An old lady writes me in a spidery style,
Each character trembling, and I see a veined hand
Pellucid as paper, travelling on a skein
Of such frail thoughts its thread is often broken;
Or else the filament from which a phrase is hung
Dims to my sense, but caught, it shines like steel,
As touch a line and the whole web will feel.
She describes my father, yet I forget her face
More easily than my father’s yearly dying;
Of her I remember small, buttoned boots and the place
She kept in our wooden church on those Sundays
Whenever her strength allowed;
Grey-haired, thin-voiced, perpetually bowed.

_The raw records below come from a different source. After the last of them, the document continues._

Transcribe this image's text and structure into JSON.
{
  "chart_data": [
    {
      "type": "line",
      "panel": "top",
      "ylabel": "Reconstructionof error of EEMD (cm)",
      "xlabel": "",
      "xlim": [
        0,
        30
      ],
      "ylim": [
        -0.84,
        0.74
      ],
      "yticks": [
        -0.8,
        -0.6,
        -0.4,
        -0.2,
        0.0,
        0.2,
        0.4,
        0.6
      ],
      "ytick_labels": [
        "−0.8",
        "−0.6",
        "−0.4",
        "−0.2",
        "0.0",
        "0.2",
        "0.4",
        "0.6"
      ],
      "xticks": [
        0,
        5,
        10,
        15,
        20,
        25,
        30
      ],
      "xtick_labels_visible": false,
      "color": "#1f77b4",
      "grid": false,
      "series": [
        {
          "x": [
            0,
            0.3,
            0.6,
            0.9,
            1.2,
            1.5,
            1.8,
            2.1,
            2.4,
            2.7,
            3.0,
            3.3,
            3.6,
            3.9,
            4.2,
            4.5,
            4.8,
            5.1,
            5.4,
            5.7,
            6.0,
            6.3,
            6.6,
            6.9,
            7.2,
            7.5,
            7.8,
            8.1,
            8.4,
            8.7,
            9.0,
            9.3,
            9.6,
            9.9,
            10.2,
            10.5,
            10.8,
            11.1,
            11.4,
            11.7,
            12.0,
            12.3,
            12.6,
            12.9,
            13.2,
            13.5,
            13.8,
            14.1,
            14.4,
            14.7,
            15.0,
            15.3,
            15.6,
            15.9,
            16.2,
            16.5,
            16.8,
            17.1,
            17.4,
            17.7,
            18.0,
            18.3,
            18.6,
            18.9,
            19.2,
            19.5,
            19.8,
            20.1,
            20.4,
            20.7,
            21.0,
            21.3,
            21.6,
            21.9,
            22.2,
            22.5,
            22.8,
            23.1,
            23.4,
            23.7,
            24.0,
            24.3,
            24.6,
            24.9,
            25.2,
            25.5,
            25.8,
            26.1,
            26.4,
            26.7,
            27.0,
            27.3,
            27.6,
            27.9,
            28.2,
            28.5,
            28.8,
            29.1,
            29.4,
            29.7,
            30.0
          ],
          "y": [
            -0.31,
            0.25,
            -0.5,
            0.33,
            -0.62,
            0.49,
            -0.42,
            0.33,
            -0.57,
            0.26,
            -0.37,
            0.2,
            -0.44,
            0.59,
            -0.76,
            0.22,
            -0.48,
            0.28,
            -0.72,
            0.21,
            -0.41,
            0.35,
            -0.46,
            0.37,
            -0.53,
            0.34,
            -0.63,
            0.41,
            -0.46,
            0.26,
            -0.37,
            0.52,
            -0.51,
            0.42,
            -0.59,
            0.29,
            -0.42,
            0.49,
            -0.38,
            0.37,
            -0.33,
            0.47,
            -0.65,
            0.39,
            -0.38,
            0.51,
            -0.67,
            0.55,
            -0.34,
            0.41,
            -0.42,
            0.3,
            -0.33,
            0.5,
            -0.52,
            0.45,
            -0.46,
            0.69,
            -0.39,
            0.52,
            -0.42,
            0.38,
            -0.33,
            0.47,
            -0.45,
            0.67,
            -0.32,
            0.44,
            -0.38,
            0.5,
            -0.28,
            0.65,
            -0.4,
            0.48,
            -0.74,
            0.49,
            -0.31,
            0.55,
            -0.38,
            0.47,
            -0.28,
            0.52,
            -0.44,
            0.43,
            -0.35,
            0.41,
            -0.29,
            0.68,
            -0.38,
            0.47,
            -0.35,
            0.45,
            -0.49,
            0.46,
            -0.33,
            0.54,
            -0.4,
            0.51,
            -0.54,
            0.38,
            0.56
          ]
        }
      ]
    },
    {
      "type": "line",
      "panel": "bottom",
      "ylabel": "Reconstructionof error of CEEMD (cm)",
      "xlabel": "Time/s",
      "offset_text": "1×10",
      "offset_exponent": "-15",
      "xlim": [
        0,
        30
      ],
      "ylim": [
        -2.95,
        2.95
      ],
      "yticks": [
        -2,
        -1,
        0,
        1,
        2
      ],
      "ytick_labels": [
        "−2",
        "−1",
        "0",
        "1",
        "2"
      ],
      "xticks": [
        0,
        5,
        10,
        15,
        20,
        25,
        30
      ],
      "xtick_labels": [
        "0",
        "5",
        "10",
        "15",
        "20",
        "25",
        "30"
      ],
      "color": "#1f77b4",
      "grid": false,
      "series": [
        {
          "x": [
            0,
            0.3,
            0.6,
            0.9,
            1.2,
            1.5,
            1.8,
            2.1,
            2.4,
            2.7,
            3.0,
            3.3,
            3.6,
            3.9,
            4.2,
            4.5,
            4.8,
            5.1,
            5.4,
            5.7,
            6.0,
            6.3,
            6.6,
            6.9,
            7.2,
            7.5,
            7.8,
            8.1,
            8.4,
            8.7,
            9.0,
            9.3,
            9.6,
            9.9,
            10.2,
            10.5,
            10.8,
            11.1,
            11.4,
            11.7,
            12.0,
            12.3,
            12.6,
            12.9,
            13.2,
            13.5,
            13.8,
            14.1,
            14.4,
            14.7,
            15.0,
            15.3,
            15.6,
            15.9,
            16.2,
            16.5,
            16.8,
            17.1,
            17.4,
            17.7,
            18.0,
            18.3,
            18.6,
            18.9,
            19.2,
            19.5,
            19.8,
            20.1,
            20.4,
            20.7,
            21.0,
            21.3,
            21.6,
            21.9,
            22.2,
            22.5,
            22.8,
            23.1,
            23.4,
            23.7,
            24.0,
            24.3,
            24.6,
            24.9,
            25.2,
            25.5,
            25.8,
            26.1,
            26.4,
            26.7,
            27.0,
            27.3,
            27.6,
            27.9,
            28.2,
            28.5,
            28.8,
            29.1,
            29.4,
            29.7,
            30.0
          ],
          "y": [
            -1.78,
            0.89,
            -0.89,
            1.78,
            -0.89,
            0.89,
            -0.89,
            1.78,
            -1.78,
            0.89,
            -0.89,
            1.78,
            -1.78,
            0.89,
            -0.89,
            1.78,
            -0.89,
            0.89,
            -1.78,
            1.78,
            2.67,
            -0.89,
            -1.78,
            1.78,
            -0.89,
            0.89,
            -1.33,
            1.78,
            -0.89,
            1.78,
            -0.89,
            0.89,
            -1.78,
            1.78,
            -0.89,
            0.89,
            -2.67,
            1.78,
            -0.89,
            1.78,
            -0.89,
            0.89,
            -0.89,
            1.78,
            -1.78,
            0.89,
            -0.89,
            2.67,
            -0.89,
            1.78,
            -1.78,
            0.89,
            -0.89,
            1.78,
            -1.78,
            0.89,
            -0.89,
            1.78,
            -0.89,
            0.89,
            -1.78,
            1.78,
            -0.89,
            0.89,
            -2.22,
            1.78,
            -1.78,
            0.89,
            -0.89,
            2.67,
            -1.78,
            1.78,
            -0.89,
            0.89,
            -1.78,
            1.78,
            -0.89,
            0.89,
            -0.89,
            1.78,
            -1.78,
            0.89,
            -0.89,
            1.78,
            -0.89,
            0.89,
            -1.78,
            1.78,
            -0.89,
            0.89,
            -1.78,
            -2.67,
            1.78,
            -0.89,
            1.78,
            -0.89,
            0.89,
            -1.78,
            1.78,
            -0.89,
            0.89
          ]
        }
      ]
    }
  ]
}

“I am Mable Rawlins,” she writes, “and know both your parents”;
He is dead, Miss Rawlins, but God bless your tense:
“Your father was a dutiful, honest,
Faithful, and useful person.”
For such plain praise what fame is recompense?
“A horn-painter, he painted delicately on horn,
He used to sit around the table and paint pictures.”
The peace of God needs nothing to adorn
It, nor glory nor ambition.
“He is twenty-eight years buried,” she writes, “he was called home,
And is, I am sure, doing greater work.”

The strength of one frail hand in a dim room
Somewhere in Brooklyn, patient and assured,
Restores my sacred duty to the Word.
“Home, home,” she can write, with such short time to live,
Alone as she spins the blessings of her years;
Not withered of beauty if she can bring such tears,
Nor withdrawn from the world that breaks its lovers so;
Heaven is to her the place where painters go,
All who bring beauty on frail shell or horn,
There was all made, thence their lux-mundi drawn,
Drawn, drawn, till the thread is resilient steel,
Lost though it seems in darkening periods,
And there they return to do work that is God’s.

So this old lady writes, and again I believe.
I believe it all, and for no man’s death I grieve.